I have personally butchered many, many chickens over the years for the table or freezer. All I can say is that it is not uncommon to have birds with yellow or willow shanks that also have a pretty white skin elsewhere. Usually you can see a little evidence of the xanthophyll (yellow pigment) if you look hard enough for it. As you probably know, the yellow pigment gradually disappears in a laying hen, because egg production removes it. I guess it probably goes into the yolk? That's why poultry judges are lenient in "yellow" legged hens and pullets that have been laying if they have pale or even whitish legs.

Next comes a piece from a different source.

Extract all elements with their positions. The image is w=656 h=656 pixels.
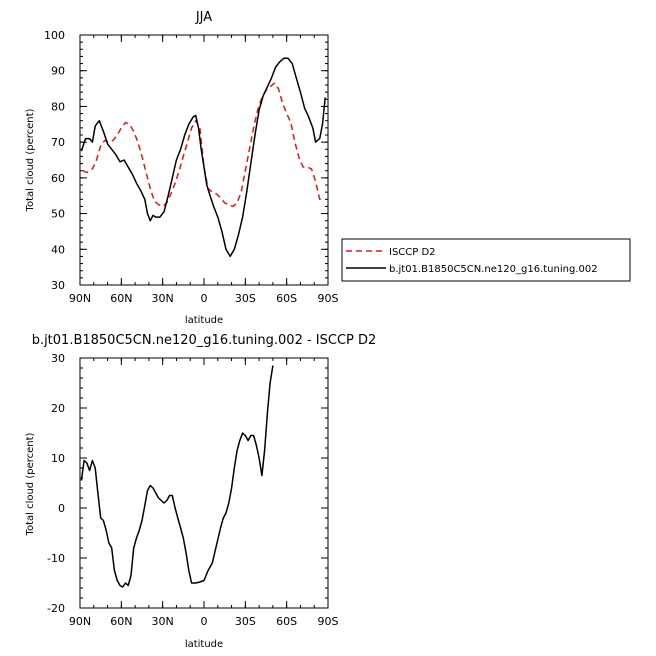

I think the best way to eliminate the yellow epidermis gene in Ameraucanas, if you have the space for it, is to keep a few of those willow legged birds for use in test mating with your potential breeders. Of course that means raising up a good number of chicks to the age where shank color can be determined with certainty, and none of them will be keepers, because even the slate legged ones will be carriers. The other way would be to keep track of which male a group of chicks is out of. If ANY of them develop willow shanks, you know that rooster is a carrier, along with whichever hen the chick is out of. When you breed a slate shanked carrier to another slate shanked carrier, the odds are that 25% will have will willow legs, 25% will have slate legs and NOT be carriers, and 50% will have slate legs but be carriers. So the odds are not that good. We went through this in developing the bantams 40 - 45 years ago, as some of the outcrosses involved yellow or willow shanked birds that had the proper color pattern. For example, I once used a Silver Leghorn bantam in the attempt to produce Silver Ameraucana bantams. And the bantams Jerry Segler received from Ralph Brazelton had willow or yellow shanks.
Once you have identified a carrier rooster, you could use him to individually test mate females to see which of them are also carriers. If a female turns out to be "clean" (a non-carrier), all the chicks from that mating will have slate legs. But about half of those will be carriers, because they will have inherited the yellow epidermis gene from the rooster. The other half will not be carriers. In wheatens and blue wheatens, you can often tell which is which by examining the color of the shanks at about 3 to 5 weeks of age. The carriers will often show a bit of willow at that age, even though later in life they end up having slate legs. Just compare the chicks from the same matings at the same age. I think you will be able to see the difference.